Yea, it's as boring as it looks.

Yea, it’s as boring as it looks.

Here’s how abusive you can be towards Dynasty of Dusk.  The game starts with you quickly acquiring the four different attack forms, Warrior, Archer, and.. you know what?  Fuck it, you don’t need to hear any more.  The archer has a nifty move called “pierce” and that’s all you will need for the rest of the game.  It does massive damage and goes through every enemy.  Battles consisted of me selecting the archer, selecting pierce, and winning in one shot, two tops.  I poured all my upgrades into letting me level up faster, and then spent the next five minutes grinding, because you can force battles with a simple press (or multiple presses, fucking piece of shit game) of the X button.  In the span of five minutes, I took my archer from level 1 to level 20.  I’m not joking.  Before I was even out of the opening caves of the game, the main dude had leveled several times and my archer was a level 20.  Later, when I found enemies that paid off even better, I did it more and got him up to level 30 within just a two or three minutes.

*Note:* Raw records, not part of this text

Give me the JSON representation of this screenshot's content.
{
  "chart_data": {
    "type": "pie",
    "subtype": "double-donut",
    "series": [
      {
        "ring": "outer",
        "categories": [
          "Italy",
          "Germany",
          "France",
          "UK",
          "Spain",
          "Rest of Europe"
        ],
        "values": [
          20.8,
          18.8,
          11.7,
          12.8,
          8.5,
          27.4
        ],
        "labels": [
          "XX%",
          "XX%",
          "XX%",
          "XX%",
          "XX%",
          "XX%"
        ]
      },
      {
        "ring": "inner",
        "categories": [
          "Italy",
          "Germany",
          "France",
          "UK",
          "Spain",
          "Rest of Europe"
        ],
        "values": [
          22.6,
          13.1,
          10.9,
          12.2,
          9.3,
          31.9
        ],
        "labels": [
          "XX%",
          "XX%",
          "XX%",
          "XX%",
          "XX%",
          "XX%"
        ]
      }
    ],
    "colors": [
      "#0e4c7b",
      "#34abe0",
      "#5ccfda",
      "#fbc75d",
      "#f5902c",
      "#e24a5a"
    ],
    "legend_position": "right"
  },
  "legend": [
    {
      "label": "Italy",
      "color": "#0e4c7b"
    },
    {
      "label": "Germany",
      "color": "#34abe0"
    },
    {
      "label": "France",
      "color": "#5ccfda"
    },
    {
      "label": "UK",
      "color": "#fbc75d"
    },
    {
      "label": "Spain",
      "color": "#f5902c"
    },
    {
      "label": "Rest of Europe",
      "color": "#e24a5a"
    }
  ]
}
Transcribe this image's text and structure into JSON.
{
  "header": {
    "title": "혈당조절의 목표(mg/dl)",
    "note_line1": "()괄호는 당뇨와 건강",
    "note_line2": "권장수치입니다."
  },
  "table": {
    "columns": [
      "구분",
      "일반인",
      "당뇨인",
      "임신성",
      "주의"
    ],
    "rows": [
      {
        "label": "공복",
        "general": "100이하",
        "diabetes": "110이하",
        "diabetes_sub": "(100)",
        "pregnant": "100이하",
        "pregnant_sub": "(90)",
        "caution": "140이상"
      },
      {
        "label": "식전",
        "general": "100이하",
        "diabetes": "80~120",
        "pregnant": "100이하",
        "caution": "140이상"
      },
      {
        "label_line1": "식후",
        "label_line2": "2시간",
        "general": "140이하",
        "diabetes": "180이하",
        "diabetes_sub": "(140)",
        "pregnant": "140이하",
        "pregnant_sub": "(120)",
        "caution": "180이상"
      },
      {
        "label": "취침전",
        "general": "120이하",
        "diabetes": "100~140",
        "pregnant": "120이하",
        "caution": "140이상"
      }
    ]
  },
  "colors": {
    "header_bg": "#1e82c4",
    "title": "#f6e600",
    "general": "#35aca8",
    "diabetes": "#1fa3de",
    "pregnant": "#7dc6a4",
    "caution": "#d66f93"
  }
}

And you know what?  For once, I didn’t feel that satisfied about it.  I felt downright horrible, like one of those assholes that kicks over sand castles for jollies having a sudden, sharp attack of conscience.  I vowed to play the game on the straight-and-narrow from here on out.  Sadly, not too long after this, the game crashed and kept crashing.  Because saving is the most clunky of all the clunky menus, I didn’t give it too much attention and subsequently lost all my progress.  Not that it matters, because there was no potential that anything was going to come along and save it, but I still felt bad.  Yea, Dynasty of Dusk is among the worst games I’ve ever played in my life, but I did kick over their sand castle and I want to apologize for that.  Sincerely.  Stick with it guys.  Build another sand castle, and I promise I won’t kick it over.  I’ll just let the tide come in and wash it away.

xboxboxartDynasty of Dusk was developed by Tropic Tundra Games.  Hey, wait a second.  You guys are from Wisconsin.  How do you even know what a Tropic is?  The rest of the country has gone to great lengths to keep you cheese-eaters in the dark about them. 

80 Microsoft Points would have been more interested in a game called “Dysentery of Dusk” in the making of this review.